刚攥着半袋刚买的芒果糯米饭拐过街角,就撞见了那片软乎乎的粉。是街拐角那家开了快十年的社区动物园,铁栅栏锈得发暗,栅栏上还贴着几张褪色的卡通贴纸,是早年游客留下的痕迹。旁边的铁皮推车摆着鲜榨木瓜汁,摊主正用勺子舀着冰块丢进杯子,丁当的脆响混着热带的热风,裹着芒果糯米饭的甜香飘过来。
火烈鸟就站在笼舍的浅水池里,长脖子弯成半轮懒月,粉羽被午后的太阳晒得泛着半透的光泽,连喙尖那点深红都浸着暖光。

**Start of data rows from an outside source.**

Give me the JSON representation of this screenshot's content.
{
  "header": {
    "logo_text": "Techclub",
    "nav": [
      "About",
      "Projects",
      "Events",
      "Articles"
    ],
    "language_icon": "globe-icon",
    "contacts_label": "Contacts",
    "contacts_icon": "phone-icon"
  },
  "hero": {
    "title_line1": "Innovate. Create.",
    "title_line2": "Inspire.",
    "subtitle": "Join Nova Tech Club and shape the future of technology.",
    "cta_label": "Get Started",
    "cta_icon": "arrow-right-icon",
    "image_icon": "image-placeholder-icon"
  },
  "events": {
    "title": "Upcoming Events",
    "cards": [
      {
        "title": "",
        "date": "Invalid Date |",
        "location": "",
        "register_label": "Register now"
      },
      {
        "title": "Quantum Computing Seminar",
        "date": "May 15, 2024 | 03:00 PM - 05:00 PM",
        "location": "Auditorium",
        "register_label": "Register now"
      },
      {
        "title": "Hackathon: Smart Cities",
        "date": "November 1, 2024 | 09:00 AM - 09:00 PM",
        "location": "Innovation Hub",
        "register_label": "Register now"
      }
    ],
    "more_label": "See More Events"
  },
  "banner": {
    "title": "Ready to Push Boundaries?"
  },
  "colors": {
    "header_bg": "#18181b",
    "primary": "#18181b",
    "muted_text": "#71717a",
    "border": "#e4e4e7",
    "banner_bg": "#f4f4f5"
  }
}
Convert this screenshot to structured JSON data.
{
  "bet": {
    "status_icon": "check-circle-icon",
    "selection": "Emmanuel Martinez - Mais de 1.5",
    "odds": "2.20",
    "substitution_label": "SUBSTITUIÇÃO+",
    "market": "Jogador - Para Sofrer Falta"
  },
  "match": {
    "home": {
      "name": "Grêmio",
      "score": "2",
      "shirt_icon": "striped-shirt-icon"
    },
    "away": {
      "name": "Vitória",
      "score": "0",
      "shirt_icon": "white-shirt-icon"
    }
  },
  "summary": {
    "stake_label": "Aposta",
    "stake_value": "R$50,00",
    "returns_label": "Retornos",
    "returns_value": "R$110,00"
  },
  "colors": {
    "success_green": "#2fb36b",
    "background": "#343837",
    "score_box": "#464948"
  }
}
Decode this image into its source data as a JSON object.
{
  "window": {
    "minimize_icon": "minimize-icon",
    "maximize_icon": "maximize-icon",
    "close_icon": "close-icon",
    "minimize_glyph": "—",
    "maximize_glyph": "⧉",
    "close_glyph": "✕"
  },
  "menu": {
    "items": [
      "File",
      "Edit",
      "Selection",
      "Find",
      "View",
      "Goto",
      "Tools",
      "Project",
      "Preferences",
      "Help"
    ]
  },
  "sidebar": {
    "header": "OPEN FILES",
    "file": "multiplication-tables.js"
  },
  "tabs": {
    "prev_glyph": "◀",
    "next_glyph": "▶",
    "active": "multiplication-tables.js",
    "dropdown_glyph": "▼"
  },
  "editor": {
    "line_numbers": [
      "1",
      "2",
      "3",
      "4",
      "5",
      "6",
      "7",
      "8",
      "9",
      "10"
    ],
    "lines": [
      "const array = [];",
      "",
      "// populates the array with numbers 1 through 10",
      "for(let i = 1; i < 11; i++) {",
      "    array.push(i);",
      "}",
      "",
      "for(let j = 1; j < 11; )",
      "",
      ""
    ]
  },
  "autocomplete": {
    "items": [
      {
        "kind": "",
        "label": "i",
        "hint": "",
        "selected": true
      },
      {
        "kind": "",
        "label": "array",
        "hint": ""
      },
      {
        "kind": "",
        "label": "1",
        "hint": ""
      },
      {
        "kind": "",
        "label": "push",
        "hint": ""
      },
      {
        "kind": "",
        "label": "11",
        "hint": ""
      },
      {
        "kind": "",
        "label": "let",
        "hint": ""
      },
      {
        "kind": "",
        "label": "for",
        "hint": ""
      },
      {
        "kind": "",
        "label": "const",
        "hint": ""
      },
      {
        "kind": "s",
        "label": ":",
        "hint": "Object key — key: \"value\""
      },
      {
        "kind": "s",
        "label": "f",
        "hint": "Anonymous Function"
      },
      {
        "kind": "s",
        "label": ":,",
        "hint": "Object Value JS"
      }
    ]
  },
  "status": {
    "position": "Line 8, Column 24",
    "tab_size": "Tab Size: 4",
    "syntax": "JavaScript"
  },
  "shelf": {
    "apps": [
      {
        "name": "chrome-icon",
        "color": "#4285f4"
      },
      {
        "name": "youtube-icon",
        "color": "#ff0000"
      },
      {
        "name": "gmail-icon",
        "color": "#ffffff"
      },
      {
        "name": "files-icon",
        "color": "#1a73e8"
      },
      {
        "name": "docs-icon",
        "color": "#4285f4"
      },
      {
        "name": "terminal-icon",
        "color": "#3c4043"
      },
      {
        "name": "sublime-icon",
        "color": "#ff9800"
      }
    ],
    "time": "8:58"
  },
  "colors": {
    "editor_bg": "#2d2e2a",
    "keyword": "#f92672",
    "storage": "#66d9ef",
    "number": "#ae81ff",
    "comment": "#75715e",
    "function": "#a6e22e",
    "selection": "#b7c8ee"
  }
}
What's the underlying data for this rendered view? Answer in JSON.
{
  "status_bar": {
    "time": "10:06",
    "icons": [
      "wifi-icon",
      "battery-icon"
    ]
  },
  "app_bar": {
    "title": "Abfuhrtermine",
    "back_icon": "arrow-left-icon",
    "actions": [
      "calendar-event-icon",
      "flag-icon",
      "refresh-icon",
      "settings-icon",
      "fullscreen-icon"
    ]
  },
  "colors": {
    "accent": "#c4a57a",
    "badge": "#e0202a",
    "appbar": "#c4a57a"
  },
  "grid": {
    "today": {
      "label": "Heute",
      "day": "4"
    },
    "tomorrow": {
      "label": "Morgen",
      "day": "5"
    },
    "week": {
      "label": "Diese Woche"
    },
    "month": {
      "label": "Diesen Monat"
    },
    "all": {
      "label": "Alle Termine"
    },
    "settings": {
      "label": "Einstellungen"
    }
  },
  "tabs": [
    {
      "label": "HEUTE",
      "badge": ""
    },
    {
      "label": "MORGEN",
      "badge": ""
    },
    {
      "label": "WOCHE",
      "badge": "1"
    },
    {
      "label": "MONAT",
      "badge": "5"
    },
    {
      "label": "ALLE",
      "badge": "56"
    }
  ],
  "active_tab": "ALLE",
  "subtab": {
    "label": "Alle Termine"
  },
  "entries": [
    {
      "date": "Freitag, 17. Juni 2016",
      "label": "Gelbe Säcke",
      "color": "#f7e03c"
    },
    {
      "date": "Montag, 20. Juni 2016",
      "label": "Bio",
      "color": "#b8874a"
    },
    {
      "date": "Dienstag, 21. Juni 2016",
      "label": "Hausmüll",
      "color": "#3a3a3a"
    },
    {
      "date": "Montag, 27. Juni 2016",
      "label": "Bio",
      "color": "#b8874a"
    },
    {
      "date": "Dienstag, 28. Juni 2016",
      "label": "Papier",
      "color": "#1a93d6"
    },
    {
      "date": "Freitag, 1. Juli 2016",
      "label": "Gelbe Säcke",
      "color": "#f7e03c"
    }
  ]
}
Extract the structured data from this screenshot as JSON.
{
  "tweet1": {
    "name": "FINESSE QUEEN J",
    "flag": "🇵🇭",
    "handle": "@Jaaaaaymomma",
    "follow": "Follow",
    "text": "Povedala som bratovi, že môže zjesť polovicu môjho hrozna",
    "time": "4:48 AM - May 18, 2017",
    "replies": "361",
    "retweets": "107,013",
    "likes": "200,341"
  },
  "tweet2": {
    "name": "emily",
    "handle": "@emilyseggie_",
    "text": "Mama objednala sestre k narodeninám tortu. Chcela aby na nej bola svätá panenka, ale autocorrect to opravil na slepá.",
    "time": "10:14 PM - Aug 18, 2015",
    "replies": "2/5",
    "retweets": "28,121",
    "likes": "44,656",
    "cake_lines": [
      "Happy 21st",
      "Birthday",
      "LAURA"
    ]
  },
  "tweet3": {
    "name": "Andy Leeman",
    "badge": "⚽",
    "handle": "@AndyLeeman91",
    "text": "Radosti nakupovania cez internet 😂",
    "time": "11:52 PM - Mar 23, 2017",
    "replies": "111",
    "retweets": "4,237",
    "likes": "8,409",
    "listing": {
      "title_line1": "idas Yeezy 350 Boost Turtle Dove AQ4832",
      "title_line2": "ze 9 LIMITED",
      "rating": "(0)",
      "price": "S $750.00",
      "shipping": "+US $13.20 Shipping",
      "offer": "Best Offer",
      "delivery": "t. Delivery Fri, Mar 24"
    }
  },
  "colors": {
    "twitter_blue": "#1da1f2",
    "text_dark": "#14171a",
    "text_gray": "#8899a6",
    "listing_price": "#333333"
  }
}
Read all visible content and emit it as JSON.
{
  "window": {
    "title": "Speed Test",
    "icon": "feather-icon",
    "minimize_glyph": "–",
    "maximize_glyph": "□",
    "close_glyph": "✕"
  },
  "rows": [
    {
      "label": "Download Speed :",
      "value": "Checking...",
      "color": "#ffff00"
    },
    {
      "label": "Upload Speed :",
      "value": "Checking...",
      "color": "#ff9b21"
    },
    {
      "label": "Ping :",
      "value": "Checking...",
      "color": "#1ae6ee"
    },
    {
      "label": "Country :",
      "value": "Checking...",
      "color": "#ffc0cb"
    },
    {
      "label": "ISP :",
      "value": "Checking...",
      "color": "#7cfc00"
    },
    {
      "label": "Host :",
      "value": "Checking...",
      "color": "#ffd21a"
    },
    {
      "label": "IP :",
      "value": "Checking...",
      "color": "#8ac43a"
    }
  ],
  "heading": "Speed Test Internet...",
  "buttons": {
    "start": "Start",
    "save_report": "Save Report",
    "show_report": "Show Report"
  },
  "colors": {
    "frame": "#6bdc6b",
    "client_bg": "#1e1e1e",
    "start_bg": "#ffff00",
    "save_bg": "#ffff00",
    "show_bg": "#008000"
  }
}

穿人字拖的小男孩攥着半根冰棍跑过来,仰着脖子看了好久,又被妈妈拽着去买果汁。穿花衬衫的老先生举着旧手机拍了两张,又把手机收进兜里,靠在栅栏上抽起了烟。炸芭蕉的滋滋声混着收音机里的本地轻音乐,调子软乎乎的,和火烈鸟的粉羽刚好搭得上。
我站了大概三分钟,没什么特意的目的,就看着火烈鸟抖了抖翅膀,把沾在羽毛上的水珠甩得细碎,又低头啄了几口池里的水草。刚才还急着去赶轮渡的脚步,莫名就沉了下来。没有拥挤的打卡人群,没有刻意的解说牌,就是街旁寻常的一角,把禽鸟的野趣和日常的烟火气,凑成了刚好撞见的一瞬。风卷着椰叶的香气掠过栅栏,连手里的糯米饭都好像多了点淡香。没多停留,攥着饭转身往渡口走,回头看了一眼,那片粉还在软乎乎地晃着。